Where do those workers work? "In nontradable industries or in tradable industries that sell most of their output to the domestic market."
The best investment would be in early childhood education, which provides the most bang for its buck in terms of lifetime payoff in skills.
The key, however, isn't more education.
"Competency is especially lower in construction and trade, and is also inferior in manufacturing industries with a low share of exports, even though the share of college degree holders in these industries is high compared with the share in the OECD," the report noted.
Nor is the lack of skills attributable to erosion of skills over time; new workers and veteran ones were just as unskilled.
The answer may be, simply, that workers in insulated industries use out-of-date and low-tech methods, and fail to develop better skills on the job because they don't have to. Why automate a process when you can use cheap, unskilled labor?
"The low quality of employees is in line with non-complex and low technology work methods," the report said.

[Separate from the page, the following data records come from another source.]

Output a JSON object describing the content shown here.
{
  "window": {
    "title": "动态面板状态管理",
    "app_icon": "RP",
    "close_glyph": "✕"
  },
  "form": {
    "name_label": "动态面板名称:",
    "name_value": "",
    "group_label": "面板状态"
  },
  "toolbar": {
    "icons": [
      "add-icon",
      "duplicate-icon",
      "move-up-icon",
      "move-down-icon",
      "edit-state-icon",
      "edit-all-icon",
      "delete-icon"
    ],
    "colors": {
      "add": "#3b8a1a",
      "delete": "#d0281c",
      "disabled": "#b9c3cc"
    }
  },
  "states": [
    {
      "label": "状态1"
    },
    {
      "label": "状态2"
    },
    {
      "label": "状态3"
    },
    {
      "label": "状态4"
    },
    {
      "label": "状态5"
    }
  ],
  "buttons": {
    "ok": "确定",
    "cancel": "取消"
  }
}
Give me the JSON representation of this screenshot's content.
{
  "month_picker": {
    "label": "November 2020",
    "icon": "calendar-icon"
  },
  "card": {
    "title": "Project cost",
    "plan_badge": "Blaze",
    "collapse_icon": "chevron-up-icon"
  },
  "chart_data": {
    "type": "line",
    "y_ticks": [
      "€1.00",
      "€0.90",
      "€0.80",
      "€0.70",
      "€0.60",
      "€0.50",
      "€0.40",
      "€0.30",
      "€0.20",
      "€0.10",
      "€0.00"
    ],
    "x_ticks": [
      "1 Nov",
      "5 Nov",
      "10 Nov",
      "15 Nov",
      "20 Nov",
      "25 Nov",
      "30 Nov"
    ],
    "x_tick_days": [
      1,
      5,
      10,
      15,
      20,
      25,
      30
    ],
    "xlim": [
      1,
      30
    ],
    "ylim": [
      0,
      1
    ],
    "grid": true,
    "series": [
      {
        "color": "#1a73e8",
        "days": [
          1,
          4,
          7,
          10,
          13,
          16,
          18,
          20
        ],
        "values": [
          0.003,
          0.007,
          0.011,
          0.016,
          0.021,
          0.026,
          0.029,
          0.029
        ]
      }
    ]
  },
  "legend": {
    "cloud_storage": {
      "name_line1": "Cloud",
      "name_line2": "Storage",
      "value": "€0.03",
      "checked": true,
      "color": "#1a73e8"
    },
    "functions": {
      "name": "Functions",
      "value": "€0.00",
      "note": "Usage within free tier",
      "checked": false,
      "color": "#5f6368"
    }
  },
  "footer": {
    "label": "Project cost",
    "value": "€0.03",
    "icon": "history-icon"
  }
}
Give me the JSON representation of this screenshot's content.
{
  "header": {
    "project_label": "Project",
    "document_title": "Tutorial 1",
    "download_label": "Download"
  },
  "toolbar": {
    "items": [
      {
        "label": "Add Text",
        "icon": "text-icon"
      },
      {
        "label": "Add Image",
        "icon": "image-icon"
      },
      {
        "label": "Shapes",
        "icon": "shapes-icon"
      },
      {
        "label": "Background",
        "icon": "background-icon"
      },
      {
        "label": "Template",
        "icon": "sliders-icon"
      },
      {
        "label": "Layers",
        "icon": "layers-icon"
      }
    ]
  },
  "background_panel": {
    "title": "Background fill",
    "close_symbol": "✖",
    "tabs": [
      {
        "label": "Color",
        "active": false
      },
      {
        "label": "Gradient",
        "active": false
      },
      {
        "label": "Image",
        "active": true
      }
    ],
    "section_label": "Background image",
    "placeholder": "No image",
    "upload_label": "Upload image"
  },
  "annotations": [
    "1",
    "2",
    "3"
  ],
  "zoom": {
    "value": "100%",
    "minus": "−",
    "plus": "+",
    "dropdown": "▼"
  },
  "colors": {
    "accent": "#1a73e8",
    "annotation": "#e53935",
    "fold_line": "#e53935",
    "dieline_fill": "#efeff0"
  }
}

By way of example, it noted that construction workers in Israel do more physical work than in other OECD countries, and use computers less frequently. In exporting industries, the opposite is true.
Unquestionably, there are other factors; the low levels of education and labor participation among haredi men and Arab women, in particular, high among them.
But forcing more competition and providing education to endow workers with the necessary skills appear to be central in the cause of uniting Israel's two separate and very unequal economies.